Dünya üzerinde hiçbir insanın deneyimlemediği bir şeyin başlangıcının 70’lerinde birinin elinden çıkmış olması bugünkü alışveriş alışkanlıklarına karşı ne kadar da ironik bir yerde değil mi?
Muhtemelen bu ilk alışveriş Jane Snowball’ın evinde, sallanan sandalyesinde TV izlerken en az eforla market alışverişini yapmak istemesiyle oluştu.
En yalın haliyle; ilk alışverişin de ondan sonra yapılan milyarlarca alışverişin de temel motivasyonu benzer şeyler. Daha az eforla, daha çok seçeneğe sahip olarak alışveriş yapmak ve bu ürün ya da hizmete en kısa süre içinde somut olarak sahip olmak.

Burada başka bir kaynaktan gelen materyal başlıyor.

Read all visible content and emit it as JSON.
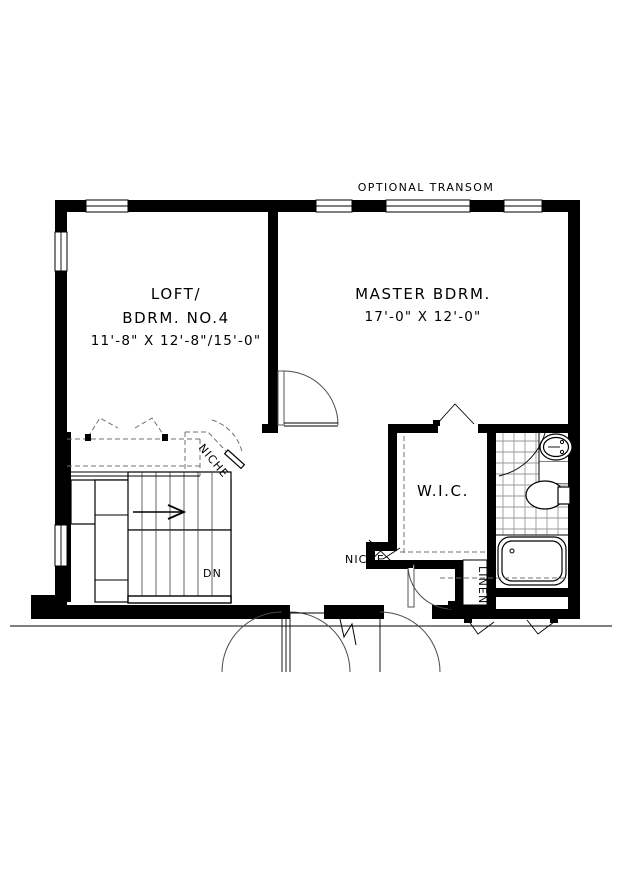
{
  "document": {
    "type": "floor-plan",
    "level": "second-floor",
    "background_color": "#ffffff",
    "line_color": "#000000"
  },
  "annotations": {
    "optional_transom": "OPTIONAL TRANSOM",
    "niche_stair": "NICHE",
    "niche_hall": "NICHE",
    "stair_direction": "DN"
  },
  "rooms": [
    {
      "id": "loft",
      "name_line1": "LOFT/",
      "name_line2": "BDRM. NO.4",
      "dimensions": "11'-8\" X 12'-8\"/15'-0\""
    },
    {
      "id": "master-bedroom",
      "name_line1": "MASTER BDRM.",
      "dimensions": "17'-0\" X 12'-0\""
    },
    {
      "id": "walk-in-closet",
      "name_line1": "W.I.C."
    },
    {
      "id": "linen-closet",
      "name_line1": "LINEN"
    }
  ],
  "fixtures": [
    {
      "id": "bathtub",
      "label": "bathtub"
    },
    {
      "id": "toilet",
      "label": "toilet"
    },
    {
      "id": "sink",
      "label": "sink"
    },
    {
      "id": "stairs",
      "label": "stairs-down"
    }
  ],
  "windows": {
    "top_wall_count": 4,
    "left_wall_count": 2,
    "right_wall_count": 0
  },
  "doors": {
    "swing_doors": 5,
    "bifold_doors": 2
  }
}
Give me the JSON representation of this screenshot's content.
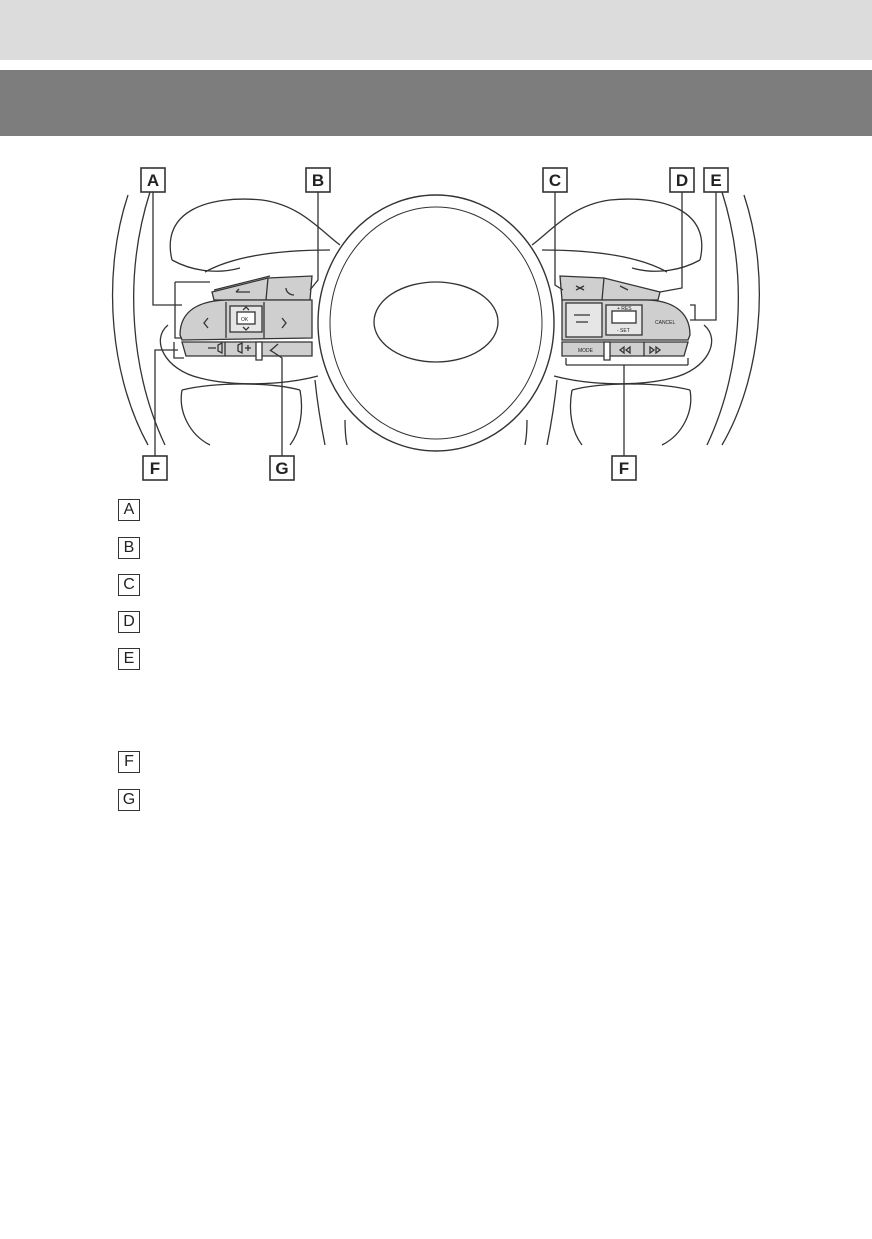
{
  "callouts": {
    "a": "A",
    "b": "B",
    "c": "C",
    "d": "D",
    "e": "E",
    "f_left": "F",
    "g": "G",
    "f_right": "F"
  },
  "buttons": {
    "ok": "OK",
    "res": "+ RES",
    "set": "- SET",
    "cancel": "CANCEL",
    "mode": "MODE"
  },
  "legend": [
    "A",
    "B",
    "C",
    "D",
    "E",
    "F",
    "G"
  ]
}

O gün Jane’in kapısı çaldı, sallanan sandalyesinden yavaşça kalkıp kapıya doğru yürüdü ve market görevlisinin elinden poşetleri alarak teslimatını gerçekleştirdi. O gün %100 başarılı bir alışveriş süreci gerçekleşmişti. Hem ilk kez bir online alışveriş teslimatı gerçekleşmiş, hem de bu süreçteki iki başat aşamanın da gerçekleştiği bir sekans yaşanmış, yani sonunda bir sipariş başarılı şekilde verilmiş ve eksiksiz ve sağlam şekilde teslim edilmişti. O günden sonraki milyarlarca teslimatın ilk aşaması, elektronik ortamda gerçekleşmesiyle çok yüksek oranda başarılı olsa da bir sonraki ve nihai adım olan teslimat süreci, özellikle son teslimat, yani adrese teslimat adımı üzerinde en çok yenilik geliştirilen nokta olarak dikkat çekmekte.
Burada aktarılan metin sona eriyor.